As I said, it's not until Mark E Smith enters the story that things start to get interesting but the high comedy starts when Brix leaves America in May of 1983 and flies to England to live with Mark in Manchester. 'I never expected Manchester to be so grim,' she writes 'Nobody smiled. Everybody looked so poor. All their clothes were drab. Where was the colour?'
In the taxi from Piccadilly train station to where Mark lives in Preston, Mark points out all the must-see sights of his beloved city: 'Look, Brixie, there's the Boddingtons Brewery! There's Strangeways Prison!' All Brix can see, however, are squat little buildings with the words 'Cash and Carry' spray-painted on their front windows. 'I didn't know what Cash and Carry meant,' she writes 'but I had a feeling it wasn't glamorous. It was a long way from Bloomingdale's, that's for sure.'


It's on arriving at Mark's flat for the first time, however, that the comedy goes from observational to full-on Monty Python:
'Shall I make you a cuppa?' Mark asks. 'Yes, please,' say Brix 'I'll get the milk.

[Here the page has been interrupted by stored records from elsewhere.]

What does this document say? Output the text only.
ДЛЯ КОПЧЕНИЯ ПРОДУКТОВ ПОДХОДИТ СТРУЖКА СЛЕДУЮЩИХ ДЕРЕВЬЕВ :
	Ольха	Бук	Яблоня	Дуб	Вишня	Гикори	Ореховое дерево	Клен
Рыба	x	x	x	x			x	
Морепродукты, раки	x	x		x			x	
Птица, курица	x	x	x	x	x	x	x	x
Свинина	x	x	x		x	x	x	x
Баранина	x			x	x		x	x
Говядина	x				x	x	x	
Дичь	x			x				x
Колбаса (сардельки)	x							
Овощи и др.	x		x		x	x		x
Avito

Where do you keep it?'
'Out the window,' Mark tells her .
'What do you mean, 'out the window'?'
Mark pushes open a sooty window at the back of the kitchen to reveal a cement ledge where perched precariously is a small bottle of milk, a pack of Danish back bacon, a carton of eggs and a loaf of Hovis white bread. Brix is incredulous. Perhaps this is a traditional resourceful British custom, she wonders?
'Where is your washing machine and dryer?' she asks.
'I wash me clothes in the bathtub,' Mark replies.
'Mark, there's no hot water!'
'You have to turn on the immersion heater, love.'
'What's an immersion heater?'
'Do you have a shower?'
'Of course.' Mark then proceeds to show Brix a bizarre hose-like contraption that you attach to the mouth of a tap.
Brix is aghast.

It must be said, this is first-class, top-notch comedy. Things get even more hilarious later on in the book, however, when Brix recites an anecdote about her sex escapade with Micky Mouse at Disneyland. I won't reveal the details but it's genuinely bizarre. And if Brix thought Manchester was a culture shock, she was in for a surprise on her first visit to Blackpool. Her mother and stepfather are coming over from America to visit so Brix asks Mark where they could take them? 
'Let's take them to Blackpool, it's great,' Mark says 'You'll like it, it's like Disneyland and it's by the seaside.'
'My family loves the beach,' Brix writes 'so we rented a car and drove to the most heinous place I've ever been to in my life. It was grim and freezing. They call the amusement park area Blackpool Pleasure Beach. The rides were like the rides of doom, rickety and old. Along the promenade they hang lights, grandiosely called 'illuminations'. They do this in lots of seaside towns. They looked like crude crappy candy canes in black and white. I've seen backwoods country carnivals with better lighting decoration. My mother turned to me and said 'This is the night of the living dead'.'


Brix's book isn't a constant stream of funny anecdotes, by any means. Mark E Smith, for example, is revealed as being a very naughty boy that leads to divorce between Brix and him. There's a lot of airing of dirty washing going on here but then that's the thing about autobiographies in that they allow this. It's probably the only place to do it, really. It's also the place, of course, to settle scores and on that point, Morrissey of The Smiths is but one of the targets. Did Morrissey name The Smiths after Mark E Smith? It's feasible. And what's worse: being fired from The Smiths crew for eating meat whilst on tour, or being fired from The Fall crew for eating a salad? It's obvious which one is the funniest and this also makes it obvious that without Mark E Smith having a central role in Brix's life, her story wouldn't be half as good and would certainly not be half as entertaining. And entertaining it most certainly is.